We are currently running a POC to prove we can replicate MS SQL Server tables from one server to another. We currently have CDC configured on the source table and have a Debezium connector configured. This data flows into a topic with no issues. Now using a JDBC sink connector, we want to read from the topic and replicate to the target. We currently have this working but we had to define EVERY COLUMN in the fields.whitelist property for this to work because it seemed to have other columns it was either looking for or trying to create. Is this normal and do we have to specify every column from the source that we want synched to target or is there a better way or a way to blacklist the fields?
Thanks for your assistance.
If I remember it right, Debezium wrappes sourced payload with an “envelope”, so there is a number of internal auxilary fields.
You should be able to manipulate the messages using different SMTs before sinking them to the target. Debezium provides a number of transformations for this, and usually you use Unwrap to pair it with JDBC Sink.
It should also be possible to use standard Flatten SMT, but its usage should probably be combined with fields.whitelist
or fields.blacklist
to achieve what you want to achieve.
Hope this helps!
Ok so do I remove fields before I put the data in the topic or do I remove fields before I insert into target?

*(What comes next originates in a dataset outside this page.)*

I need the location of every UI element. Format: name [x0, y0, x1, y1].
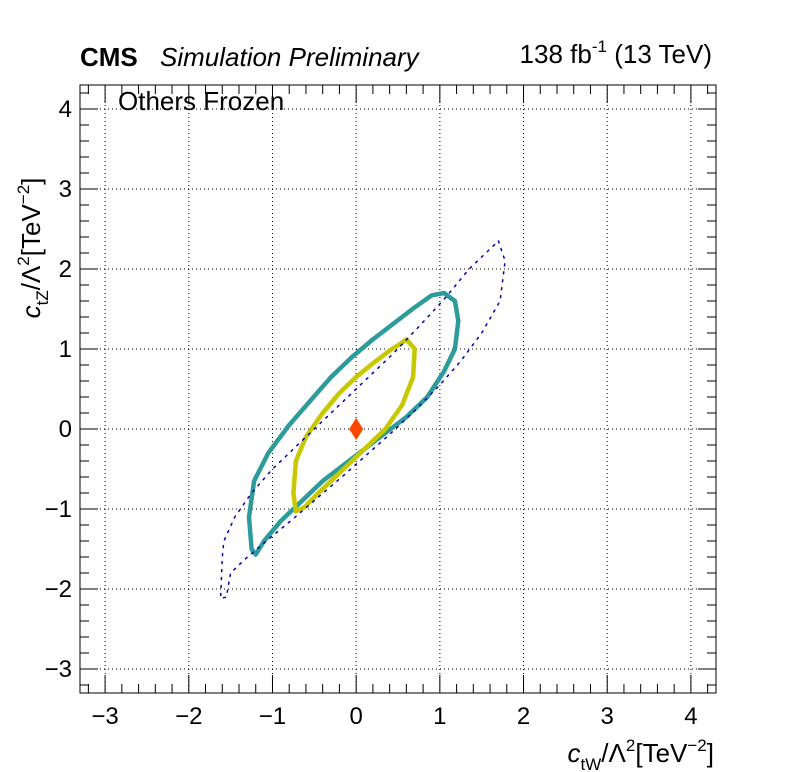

Also I don’t see a fields.blacklist in the documentation…I hope I am wrong because that is exactly what I need.
Well, it is up to you when to apply the unwrapping, but enveloping of the data was implemented there for a reason actually, so I would recommend using it on the Sink connector side.
As of fields.blacklist
- sorry for the confusion, what I meant was actually ReplaceField SMT, which allows you to whitelist or blacklist the fields…
That ReplaceField did the trick!
Also had issues with the DateTime and found a setting for that too.
Thanks a bunch!
You’re welcome! You may want to mark the answer which helped you as the “Solution” so it’s also usable for others!
One last question, my preference would be to eliminate those fields BEFORE putting them into the topic (storage reasons)…will that cause any issues? For example, the __deleted column is one that I am removing in the sink connector…if I would remove this from the source connector, would that create issues?
Technically, this is totally fine to do so - should not be a problem at all.
But from architecture perspective this may cause some issues in the future, please refer to the “Outbox pattern” to understand the potential hiccups.
I actually tried to do this and it didn’t work. The __deleted column must be something added after the fact or internal to Debezium. My ReplaceField function did not work and I still needed it for the target. This is fine though…all good. Thanks.
I do not know what exactly, but something is wrong.
SMTs should work fine on both Source and Sink connector sides. It is up to you where to use them. The field “being internal” is not relevant here, because after the field is added by the connector to a connector record, this field is always accessible for SMTs before being forwarded to the converter:
You can refer to this course, i.e. to understand Kafka Connect internals better: How Kafka Connect Works: Integrating Data Between Systems
A potential reason why your ReplaceField SMT doesn’t work could be that your record structure is different to what you expect it to be at that time. I.e. you may apply some other SMT before, which already changes record structure, because SMTs are applied in a “chain” manner:
See more info here: Single Message Transforms in Kafka Connect
Anyway, if you speak only about __deleted
field, which you’re not interested in, why don’t you try using Unwrap SMT for this, which is intended for this and has delete.handling.mode
configuration property, responsible exactly for this?
This topic was automatically closed 7 days after the last reply. New replies are no longer allowed.